Enforcing noncompetes is a matter of equity. When you come to court seeking equitable relief, you must have “clean hands,” to be perceived as having acted responsibly and now deserving of aid. Pleas for help may fall on deaf ears if your company has not done much to help itself by, for example, taking appropriate security measures or too broadly drafting the restrictions it seeks to enforce. Similarly, employers will have a more difficult time enforcing noncompetes if they do so late, inconsistently, or after breaching employee agreements or terminating employees involuntarily. Consider adding to your noncompetes specific statements about the legitimate purpose of the employment restrictions. Ask employees to acknowledge that the restrictions are necessary to protect the company’s assets, reasonable in scope, and unlikely to interfere with the employee’s ability to earn a living or pursue a chosen career.

Follow Your Instincts

If you suspect a former employee may be competing unfairly, do not wait for the evidence to come to you. Investigate. Follow the trail. Use a forensic team to track the employee’s e-mail, check her computer hard drive and review other electronic records. Interview her colleagues; talk with trustworthy customers. You may find that smoking gun.

Do Not Be Shy

Noncompetes should not be hidden or downplayed. They must be communicated, internally and externally, to be effective. Employees must be aware of their post-employment obligations while they are still employed. When employees are leaving, post-employment obligations should be discussed during exit interviews and brought to the attention of new employers. Consider including in your noncompetes provisions requiring departing employees to notify you of their new employment and to notify new employers of their legal obligations to your company. Prompt communication will often result in prompt resolutions.

Bring It On!

Noncompetes prohibit only unfair competition. Employers should make it clear that they welcome a fair fight. Do not overreach or appear vindictive, seeking to prevent the former employee from finding any employment anywhere.

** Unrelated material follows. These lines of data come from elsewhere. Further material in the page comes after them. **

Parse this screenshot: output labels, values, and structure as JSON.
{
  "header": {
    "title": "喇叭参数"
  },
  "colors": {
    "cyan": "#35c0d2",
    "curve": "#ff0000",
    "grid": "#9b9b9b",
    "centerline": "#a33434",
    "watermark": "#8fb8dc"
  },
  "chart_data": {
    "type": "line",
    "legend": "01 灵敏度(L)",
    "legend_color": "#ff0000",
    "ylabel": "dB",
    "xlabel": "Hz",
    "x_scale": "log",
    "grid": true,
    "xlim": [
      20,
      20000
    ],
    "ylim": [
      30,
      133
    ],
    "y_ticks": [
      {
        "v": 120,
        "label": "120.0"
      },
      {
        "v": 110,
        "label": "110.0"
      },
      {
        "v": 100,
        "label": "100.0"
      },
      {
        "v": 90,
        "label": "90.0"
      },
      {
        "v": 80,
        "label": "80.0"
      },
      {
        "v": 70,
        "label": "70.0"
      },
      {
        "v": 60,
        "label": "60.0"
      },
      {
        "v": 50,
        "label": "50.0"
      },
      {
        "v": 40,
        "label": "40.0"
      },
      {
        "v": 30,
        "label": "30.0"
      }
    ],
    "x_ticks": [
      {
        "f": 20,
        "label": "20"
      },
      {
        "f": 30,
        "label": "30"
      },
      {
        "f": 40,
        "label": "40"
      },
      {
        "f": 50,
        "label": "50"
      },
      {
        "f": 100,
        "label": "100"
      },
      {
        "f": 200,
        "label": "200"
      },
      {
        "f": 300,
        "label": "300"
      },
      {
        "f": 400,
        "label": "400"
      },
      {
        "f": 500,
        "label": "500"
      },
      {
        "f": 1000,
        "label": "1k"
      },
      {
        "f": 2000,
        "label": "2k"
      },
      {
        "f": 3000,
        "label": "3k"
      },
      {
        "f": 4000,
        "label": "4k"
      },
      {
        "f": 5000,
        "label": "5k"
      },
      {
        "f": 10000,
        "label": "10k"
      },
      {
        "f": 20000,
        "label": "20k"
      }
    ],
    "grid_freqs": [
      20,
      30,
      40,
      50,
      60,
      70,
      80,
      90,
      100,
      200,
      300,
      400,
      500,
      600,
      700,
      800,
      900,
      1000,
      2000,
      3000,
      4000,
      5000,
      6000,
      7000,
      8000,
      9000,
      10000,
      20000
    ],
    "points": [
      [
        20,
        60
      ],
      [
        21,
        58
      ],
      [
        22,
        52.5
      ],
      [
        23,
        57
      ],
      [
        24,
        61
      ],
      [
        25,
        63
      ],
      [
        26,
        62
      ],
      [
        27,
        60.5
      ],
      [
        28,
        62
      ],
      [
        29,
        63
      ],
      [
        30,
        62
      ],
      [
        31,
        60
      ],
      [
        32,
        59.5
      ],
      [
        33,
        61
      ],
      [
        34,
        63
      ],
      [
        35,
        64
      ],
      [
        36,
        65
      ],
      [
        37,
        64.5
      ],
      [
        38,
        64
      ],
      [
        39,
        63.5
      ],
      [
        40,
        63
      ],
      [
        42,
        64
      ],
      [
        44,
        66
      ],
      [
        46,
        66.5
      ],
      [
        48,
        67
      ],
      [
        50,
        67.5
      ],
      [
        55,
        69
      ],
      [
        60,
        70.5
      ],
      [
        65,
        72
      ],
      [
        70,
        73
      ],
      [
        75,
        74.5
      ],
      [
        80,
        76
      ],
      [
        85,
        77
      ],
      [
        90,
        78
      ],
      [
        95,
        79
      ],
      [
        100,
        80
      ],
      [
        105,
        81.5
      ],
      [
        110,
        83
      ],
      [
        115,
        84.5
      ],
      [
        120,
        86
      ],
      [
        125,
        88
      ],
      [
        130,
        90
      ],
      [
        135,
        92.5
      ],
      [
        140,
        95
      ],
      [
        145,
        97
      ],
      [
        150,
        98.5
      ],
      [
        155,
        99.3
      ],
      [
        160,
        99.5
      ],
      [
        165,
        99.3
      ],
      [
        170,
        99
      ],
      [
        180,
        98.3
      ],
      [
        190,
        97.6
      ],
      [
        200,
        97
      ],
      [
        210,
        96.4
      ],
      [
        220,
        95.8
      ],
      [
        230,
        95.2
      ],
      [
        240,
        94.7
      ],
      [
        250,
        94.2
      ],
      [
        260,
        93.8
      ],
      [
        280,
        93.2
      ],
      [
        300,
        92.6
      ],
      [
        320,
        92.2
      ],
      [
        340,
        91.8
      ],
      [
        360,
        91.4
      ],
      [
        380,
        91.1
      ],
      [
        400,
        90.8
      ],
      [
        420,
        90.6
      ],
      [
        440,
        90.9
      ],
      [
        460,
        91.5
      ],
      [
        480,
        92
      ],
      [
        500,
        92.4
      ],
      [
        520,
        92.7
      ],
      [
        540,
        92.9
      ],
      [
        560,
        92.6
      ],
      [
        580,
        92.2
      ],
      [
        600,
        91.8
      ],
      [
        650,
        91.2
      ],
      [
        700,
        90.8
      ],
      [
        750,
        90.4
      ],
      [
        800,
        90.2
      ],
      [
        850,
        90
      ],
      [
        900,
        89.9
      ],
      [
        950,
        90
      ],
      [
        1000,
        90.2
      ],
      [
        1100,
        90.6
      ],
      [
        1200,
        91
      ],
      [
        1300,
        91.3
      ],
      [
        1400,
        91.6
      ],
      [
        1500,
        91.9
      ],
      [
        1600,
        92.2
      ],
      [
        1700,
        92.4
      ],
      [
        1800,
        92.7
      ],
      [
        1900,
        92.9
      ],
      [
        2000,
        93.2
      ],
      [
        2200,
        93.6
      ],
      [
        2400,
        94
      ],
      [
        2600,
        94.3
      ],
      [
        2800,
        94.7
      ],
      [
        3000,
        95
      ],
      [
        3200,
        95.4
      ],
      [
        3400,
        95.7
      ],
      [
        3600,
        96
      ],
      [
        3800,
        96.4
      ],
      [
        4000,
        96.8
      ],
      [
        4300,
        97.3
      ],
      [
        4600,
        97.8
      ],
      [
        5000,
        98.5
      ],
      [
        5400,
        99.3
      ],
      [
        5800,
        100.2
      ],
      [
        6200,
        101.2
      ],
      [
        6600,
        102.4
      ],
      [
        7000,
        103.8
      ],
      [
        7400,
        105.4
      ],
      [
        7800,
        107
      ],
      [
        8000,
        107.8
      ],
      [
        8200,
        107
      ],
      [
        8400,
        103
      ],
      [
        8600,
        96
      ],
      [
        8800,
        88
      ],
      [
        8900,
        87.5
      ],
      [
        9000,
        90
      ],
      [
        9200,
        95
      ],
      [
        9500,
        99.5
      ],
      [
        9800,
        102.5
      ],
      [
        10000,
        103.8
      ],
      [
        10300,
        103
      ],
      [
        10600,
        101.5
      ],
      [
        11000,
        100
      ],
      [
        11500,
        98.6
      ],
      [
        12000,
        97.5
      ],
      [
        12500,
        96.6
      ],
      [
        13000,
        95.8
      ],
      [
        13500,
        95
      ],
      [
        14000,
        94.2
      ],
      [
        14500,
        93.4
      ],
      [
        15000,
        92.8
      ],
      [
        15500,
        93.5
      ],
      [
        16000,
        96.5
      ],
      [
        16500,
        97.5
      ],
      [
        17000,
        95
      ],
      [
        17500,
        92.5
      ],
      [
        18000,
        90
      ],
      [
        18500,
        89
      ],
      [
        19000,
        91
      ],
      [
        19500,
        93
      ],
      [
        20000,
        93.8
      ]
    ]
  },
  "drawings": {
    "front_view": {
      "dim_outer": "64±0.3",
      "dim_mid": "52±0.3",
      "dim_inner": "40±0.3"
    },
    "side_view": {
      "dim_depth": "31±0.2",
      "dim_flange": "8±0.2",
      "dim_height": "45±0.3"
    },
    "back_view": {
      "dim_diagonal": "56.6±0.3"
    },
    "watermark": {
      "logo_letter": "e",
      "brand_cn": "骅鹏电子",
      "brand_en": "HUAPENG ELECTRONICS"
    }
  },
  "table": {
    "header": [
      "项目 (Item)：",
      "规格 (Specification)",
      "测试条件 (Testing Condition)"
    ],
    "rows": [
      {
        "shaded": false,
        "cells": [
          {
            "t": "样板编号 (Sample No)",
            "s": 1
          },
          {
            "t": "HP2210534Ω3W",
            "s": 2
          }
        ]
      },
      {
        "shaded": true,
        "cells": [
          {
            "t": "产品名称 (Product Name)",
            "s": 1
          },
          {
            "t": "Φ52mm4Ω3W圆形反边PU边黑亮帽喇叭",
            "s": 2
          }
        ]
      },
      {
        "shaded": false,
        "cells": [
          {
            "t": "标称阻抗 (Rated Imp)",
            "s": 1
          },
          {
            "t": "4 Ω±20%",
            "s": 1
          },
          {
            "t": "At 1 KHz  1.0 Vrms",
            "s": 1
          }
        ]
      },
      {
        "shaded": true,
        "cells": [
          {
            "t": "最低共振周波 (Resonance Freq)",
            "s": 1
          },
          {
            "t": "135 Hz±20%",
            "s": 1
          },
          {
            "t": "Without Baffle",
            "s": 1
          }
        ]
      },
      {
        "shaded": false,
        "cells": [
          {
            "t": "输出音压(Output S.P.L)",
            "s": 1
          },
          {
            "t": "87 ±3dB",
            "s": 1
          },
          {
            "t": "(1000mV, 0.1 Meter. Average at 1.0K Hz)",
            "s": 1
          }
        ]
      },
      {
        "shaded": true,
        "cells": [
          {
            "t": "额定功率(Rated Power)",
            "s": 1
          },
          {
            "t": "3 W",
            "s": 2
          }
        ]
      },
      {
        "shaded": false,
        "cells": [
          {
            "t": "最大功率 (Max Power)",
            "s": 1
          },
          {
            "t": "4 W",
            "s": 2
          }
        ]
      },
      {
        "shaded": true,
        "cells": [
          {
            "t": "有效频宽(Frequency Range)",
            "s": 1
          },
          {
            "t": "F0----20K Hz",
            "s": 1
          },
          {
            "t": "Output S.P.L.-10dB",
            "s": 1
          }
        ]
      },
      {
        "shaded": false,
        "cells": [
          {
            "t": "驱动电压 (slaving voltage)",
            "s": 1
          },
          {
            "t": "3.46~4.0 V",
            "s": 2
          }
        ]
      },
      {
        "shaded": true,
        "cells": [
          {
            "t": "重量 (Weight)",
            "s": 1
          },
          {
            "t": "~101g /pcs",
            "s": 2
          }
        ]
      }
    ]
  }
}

At the same time, companies should not have to subsidize their competitors with misappropriated trade secrets or customer relationships. Thus, identify the legitimate business interests you need to protect, choose carefully what post-employment restrictions you require to protect those interests, and then enforce those restrictions promptly and consistently. In that context, noncompetes are a laudable, effective means of promoting sound business practices and preventing unfair competition.